Ideally I think compiler-rt should define *all* 'hf' builtins to use _Float16 and built them iff the ABI implements the type (meaning the compiler actually emits libcalls to it). For ABI that support float16 operations without supporting _Float16 type, for instance ARM which supports __fp16, it would be better to move the libcall implementation to the arch-specific folders.


================
Comment at: compiler-rt/test/builtins/Unit/fp_test.h:85
 
-static inline int compareResultH(uint16_t result,
-                                 uint16_t expected)
+static inline int compareResultH(TYPE_FP16 result,
+                                 TYPE_FP16 expected)
----------------
atrosinenko wrote:
> zatrazz wrote:
> > atrosinenko wrote:
> > > Shouldn't it have `(TYPE_FP16 result, uint16_t expected)` arguments like other compareResultX functions (as if `fp_t result, rep_t expected`)? The same for `test_truncXfhf2(... , uint16_t expected)`: if I get it right, the common tradition for them is expressing the reference value as corresponding `uintXX_t`. Meanwhile, this is probably related to your changes to second test case from extendhfsf2_test.c - the original sources look quite suspicious to me.

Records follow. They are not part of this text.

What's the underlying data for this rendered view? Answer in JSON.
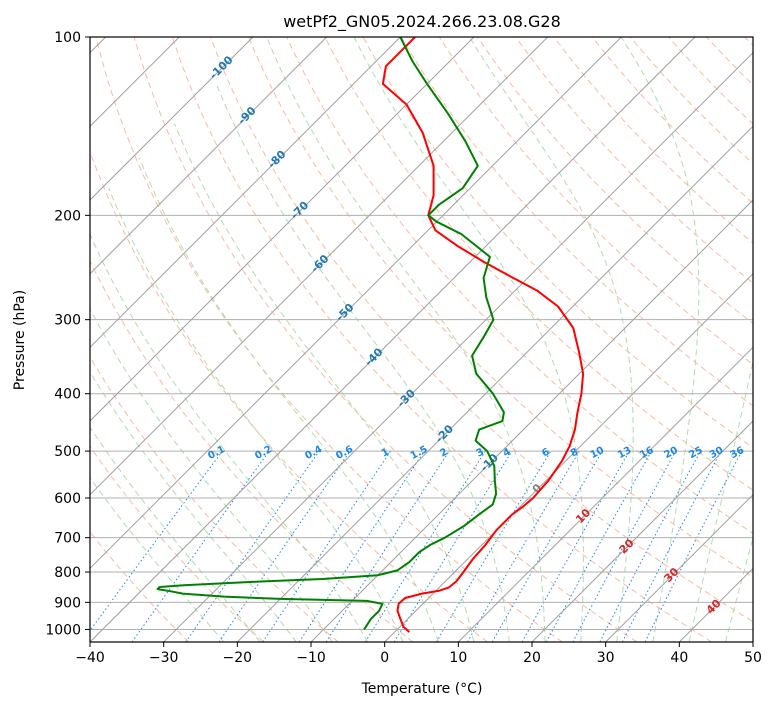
{
  "chart_data": {
    "type": "skew-t log-p",
    "title": "wetPf2_GN05.2024.266.23.08.G28",
    "xlabel": "Temperature (°C)",
    "ylabel": "Pressure (hPa)",
    "xlim": [
      -40,
      50
    ],
    "ylim_hpa": [
      1050,
      100
    ],
    "y_log_scale": true,
    "grid": true,
    "x_ticks": [
      "−40",
      "−30",
      "−20",
      "−10",
      "0",
      "10",
      "20",
      "30",
      "40",
      "50"
    ],
    "x_tick_values": [
      -40,
      -30,
      -20,
      -10,
      0,
      10,
      20,
      30,
      40,
      50
    ],
    "y_ticks": [
      "1000",
      "900",
      "800",
      "700",
      "600",
      "500",
      "400",
      "300",
      "200",
      "100"
    ],
    "y_tick_values": [
      1000,
      900,
      800,
      700,
      600,
      500,
      400,
      300,
      200,
      100
    ],
    "isotherm_labels": [
      "-100",
      "-90",
      "-80",
      "-70",
      "-60",
      "-50",
      "-40",
      "-30",
      "-20",
      "-10",
      "0",
      "10",
      "20",
      "30",
      "40"
    ],
    "isotherm_label_values": [
      -100,
      -90,
      -80,
      -70,
      -60,
      -50,
      -40,
      -30,
      -20,
      -10,
      0,
      10,
      20,
      30,
      40
    ],
    "mixing_ratio_labels": [
      "0.1",
      "0.2",
      "0.4",
      "0.6",
      "1",
      "1.5",
      "2",
      "3",
      "4",
      "6",
      "8",
      "10",
      "13",
      "16",
      "20",
      "25",
      "30",
      "36"
    ],
    "colors": {
      "temperature": "#ff0000",
      "dewpoint": "#008000",
      "isotherm": "#a0a0a0",
      "dry_adiabat": "#f4a582",
      "moist_adiabat": "#a6d8a6",
      "mixing_ratio": "#1e88e5",
      "isotherm_label_cold": "#1f77b4",
      "isotherm_label_zero": "#808080",
      "isotherm_label_warm": "#d62728",
      "mixing_ratio_label": "#1e88e5"
    },
    "series": [
      {
        "name": "temperature",
        "points": [
          {
            "p": 1010,
            "t": 2
          },
          {
            "p": 990,
            "t": 0.5
          },
          {
            "p": 960,
            "t": -1
          },
          {
            "p": 930,
            "t": -2.5
          },
          {
            "p": 905,
            "t": -3.3
          },
          {
            "p": 885,
            "t": -3.2
          },
          {
            "p": 870,
            "t": -1.5
          },
          {
            "p": 860,
            "t": 0.5
          },
          {
            "p": 850,
            "t": 1.3
          },
          {
            "p": 830,
            "t": 1.5
          },
          {
            "p": 800,
            "t": 1.2
          },
          {
            "p": 760,
            "t": 0.7
          },
          {
            "p": 720,
            "t": 0.5
          },
          {
            "p": 680,
            "t": 0
          },
          {
            "p": 640,
            "t": 0
          },
          {
            "p": 620,
            "t": 0.4
          },
          {
            "p": 600,
            "t": 0.6
          },
          {
            "p": 560,
            "t": 0.3
          },
          {
            "p": 520,
            "t": -0.5
          },
          {
            "p": 490,
            "t": -1.5
          },
          {
            "p": 460,
            "t": -3
          },
          {
            "p": 430,
            "t": -5
          },
          {
            "p": 400,
            "t": -7
          },
          {
            "p": 370,
            "t": -9.5
          },
          {
            "p": 340,
            "t": -13
          },
          {
            "p": 310,
            "t": -17
          },
          {
            "p": 285,
            "t": -22
          },
          {
            "p": 268,
            "t": -27
          },
          {
            "p": 255,
            "t": -32
          },
          {
            "p": 240,
            "t": -38
          },
          {
            "p": 225,
            "t": -44
          },
          {
            "p": 212,
            "t": -49
          },
          {
            "p": 200,
            "t": -52
          },
          {
            "p": 185,
            "t": -54
          },
          {
            "p": 165,
            "t": -58
          },
          {
            "p": 145,
            "t": -64
          },
          {
            "p": 130,
            "t": -70
          },
          {
            "p": 120,
            "t": -76
          },
          {
            "p": 112,
            "t": -78
          },
          {
            "p": 105,
            "t": -78
          },
          {
            "p": 100,
            "t": -78
          }
        ]
      },
      {
        "name": "dewpoint",
        "points": [
          {
            "p": 1000,
            "t": -4.5
          },
          {
            "p": 960,
            "t": -5
          },
          {
            "p": 930,
            "t": -5
          },
          {
            "p": 905,
            "t": -5.5
          },
          {
            "p": 895,
            "t": -8
          },
          {
            "p": 888,
            "t": -20
          },
          {
            "p": 880,
            "t": -28
          },
          {
            "p": 870,
            "t": -34
          },
          {
            "p": 862,
            "t": -36
          },
          {
            "p": 855,
            "t": -38
          },
          {
            "p": 848,
            "t": -38
          },
          {
            "p": 842,
            "t": -35
          },
          {
            "p": 830,
            "t": -25
          },
          {
            "p": 822,
            "t": -17
          },
          {
            "p": 810,
            "t": -10
          },
          {
            "p": 795,
            "t": -8
          },
          {
            "p": 770,
            "t": -7.5
          },
          {
            "p": 740,
            "t": -7.5
          },
          {
            "p": 720,
            "t": -7
          },
          {
            "p": 700,
            "t": -6
          },
          {
            "p": 670,
            "t": -5
          },
          {
            "p": 640,
            "t": -4.5
          },
          {
            "p": 615,
            "t": -4
          },
          {
            "p": 590,
            "t": -5
          },
          {
            "p": 560,
            "t": -7
          },
          {
            "p": 530,
            "t": -9
          },
          {
            "p": 500,
            "t": -12
          },
          {
            "p": 480,
            "t": -15
          },
          {
            "p": 460,
            "t": -16
          },
          {
            "p": 445,
            "t": -14
          },
          {
            "p": 430,
            "t": -15
          },
          {
            "p": 400,
            "t": -19
          },
          {
            "p": 370,
            "t": -24
          },
          {
            "p": 345,
            "t": -27
          },
          {
            "p": 320,
            "t": -28
          },
          {
            "p": 300,
            "t": -29
          },
          {
            "p": 275,
            "t": -33
          },
          {
            "p": 255,
            "t": -36
          },
          {
            "p": 235,
            "t": -38
          },
          {
            "p": 215,
            "t": -45
          },
          {
            "p": 205,
            "t": -50
          },
          {
            "p": 200,
            "t": -52
          },
          {
            "p": 192,
            "t": -52
          },
          {
            "p": 180,
            "t": -51
          },
          {
            "p": 165,
            "t": -52
          },
          {
            "p": 150,
            "t": -57
          },
          {
            "p": 135,
            "t": -63
          },
          {
            "p": 120,
            "t": -70
          },
          {
            "p": 110,
            "t": -75
          },
          {
            "p": 100,
            "t": -80
          }
        ]
      }
    ]
  }
}
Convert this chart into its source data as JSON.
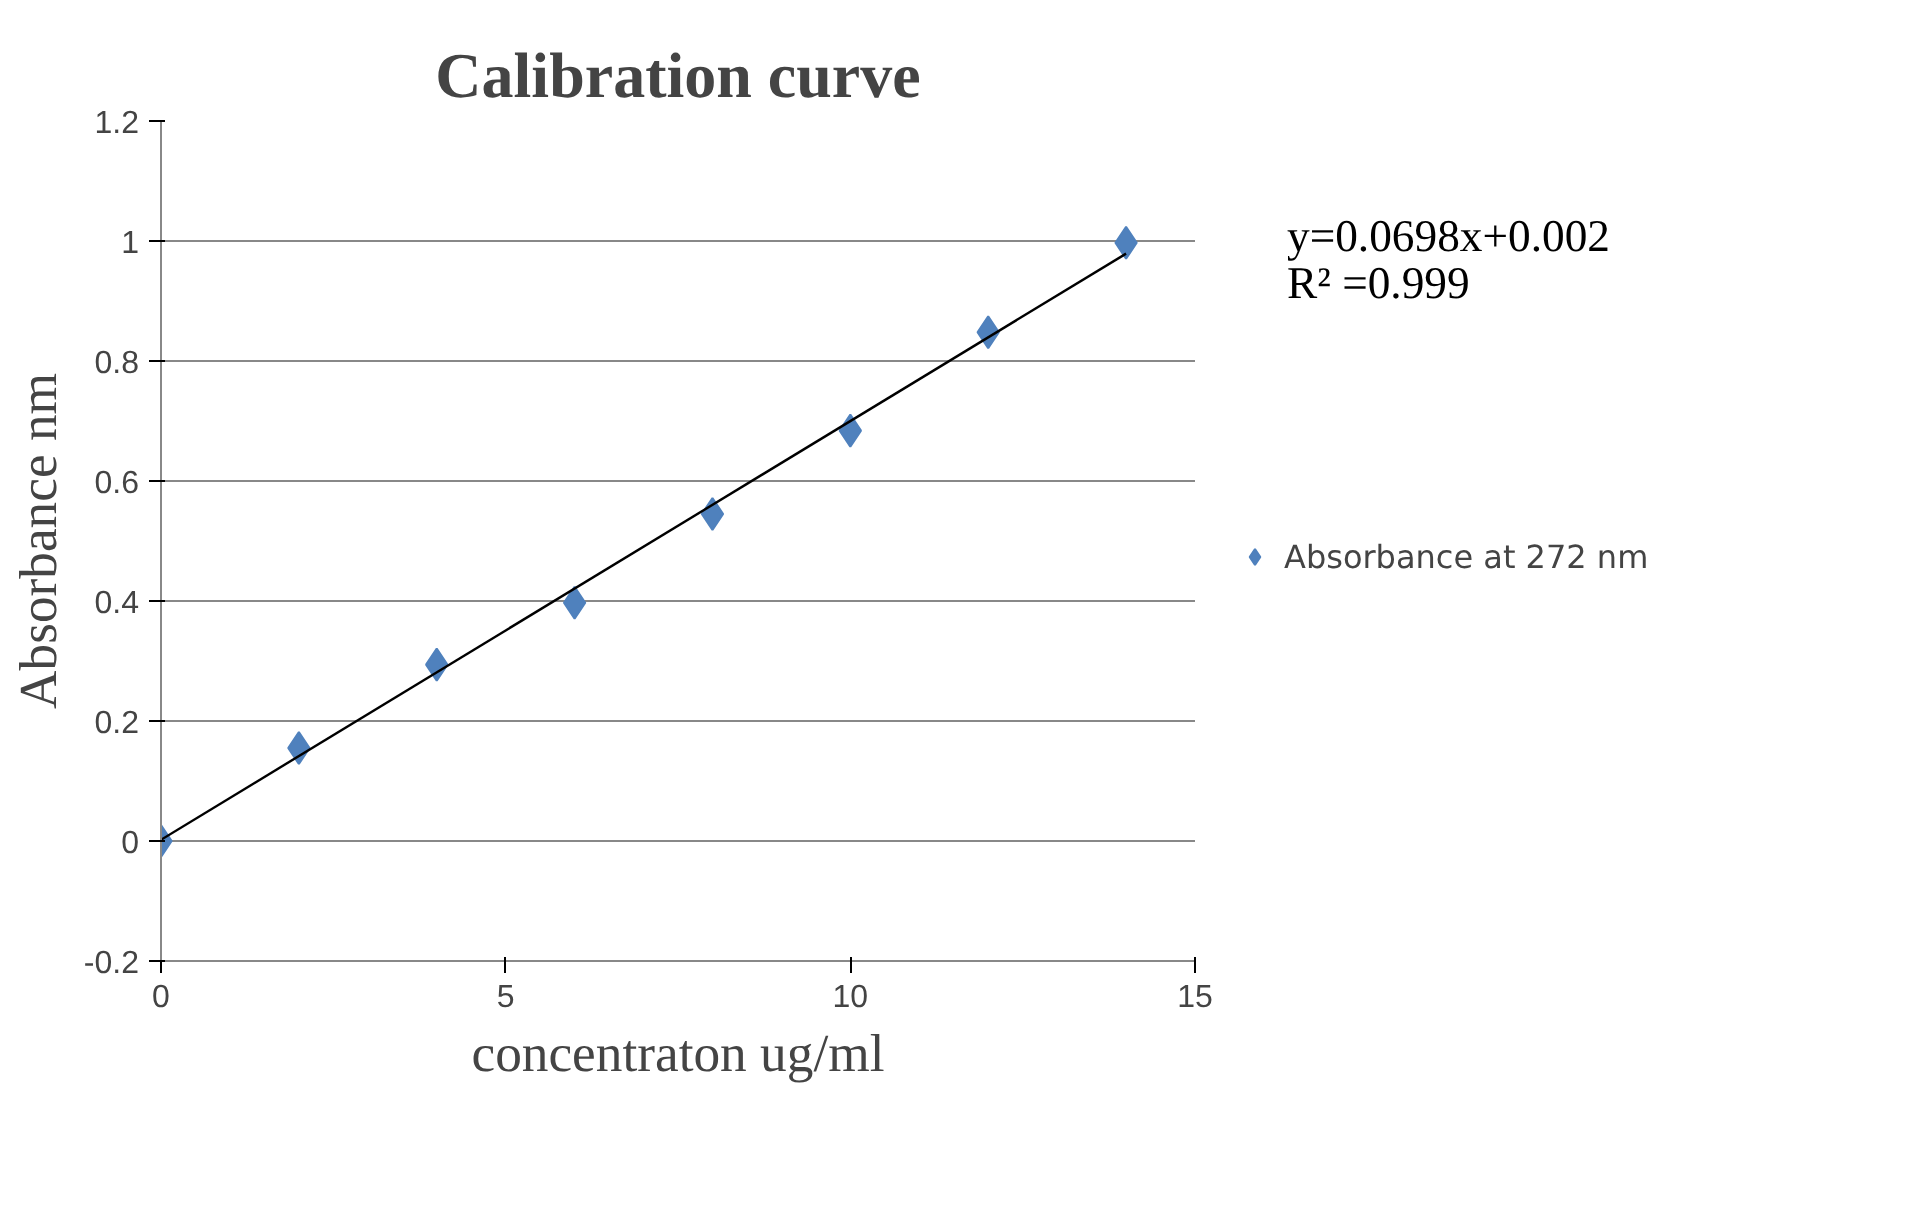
{
  "chart_data": {
    "type": "scatter",
    "title": "Calibration curve",
    "xlabel": "concentraton ug/ml",
    "ylabel": "Absorbance nm",
    "x": [
      0,
      2,
      4,
      6,
      8,
      10,
      12,
      14
    ],
    "series": [
      {
        "name": "Absorbance at 272 nm",
        "color": "#4f81bd",
        "values": [
          0,
          0.155,
          0.294,
          0.397,
          0.545,
          0.684,
          0.848,
          0.997
        ]
      },
      {
        "type": "line",
        "marker": "none",
        "color": "#000000",
        "x": [
          0,
          14
        ],
        "values": [
          0.002,
          0.979
        ]
      }
    ],
    "xlim": [
      0,
      15
    ],
    "xticks": [
      0,
      5,
      10,
      15
    ],
    "ylim": [
      -0.2,
      1.2
    ],
    "yticks": [
      -0.2,
      0,
      0.2,
      0.4,
      0.6,
      0.8,
      1,
      1.2
    ],
    "grid": "y",
    "legend": "right",
    "marker": "diamond",
    "annotations": [
      "y=0.0698x+0.002",
      "R² =0.999"
    ]
  }
}
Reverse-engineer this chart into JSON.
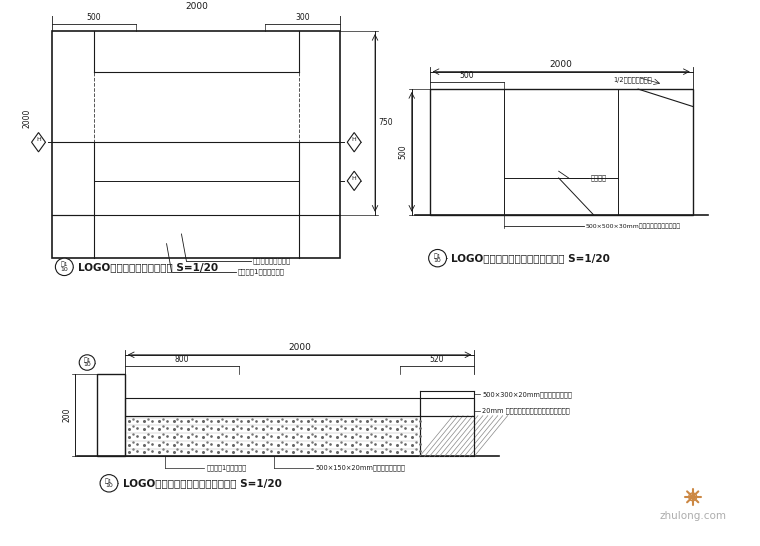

> > Yeah, I agree it should follow the other compare functions and use a uintxx_t as second argument, I will fix it. The extendhfsf2_test.c issue is in fact that it is using a wrong comparison function that is not making explicit what it is currently testing. The test__extendhfsf2 has a 'float' as second argument, however calls compareResultH which expectes a uint16_t (without this change). This makes the compiler to silent cast the result and the expected results could be misleading.
> > 
> > I think it should call compareResultF with toRep32 instead and to make explicit it compares against the uint32_t representation of the float, same as extenddftf2_test.c and extendsftf2_test.c are already doing. I will change it as well.
> It would probably be even more idiomatically to declare test__extendhfsf2 with the second argument being `uint32_t expected`, but this may cause quite large changes that are not strictly related to this patch.
I think it should be feabile, it would require to redefine all the inputs in the test below though.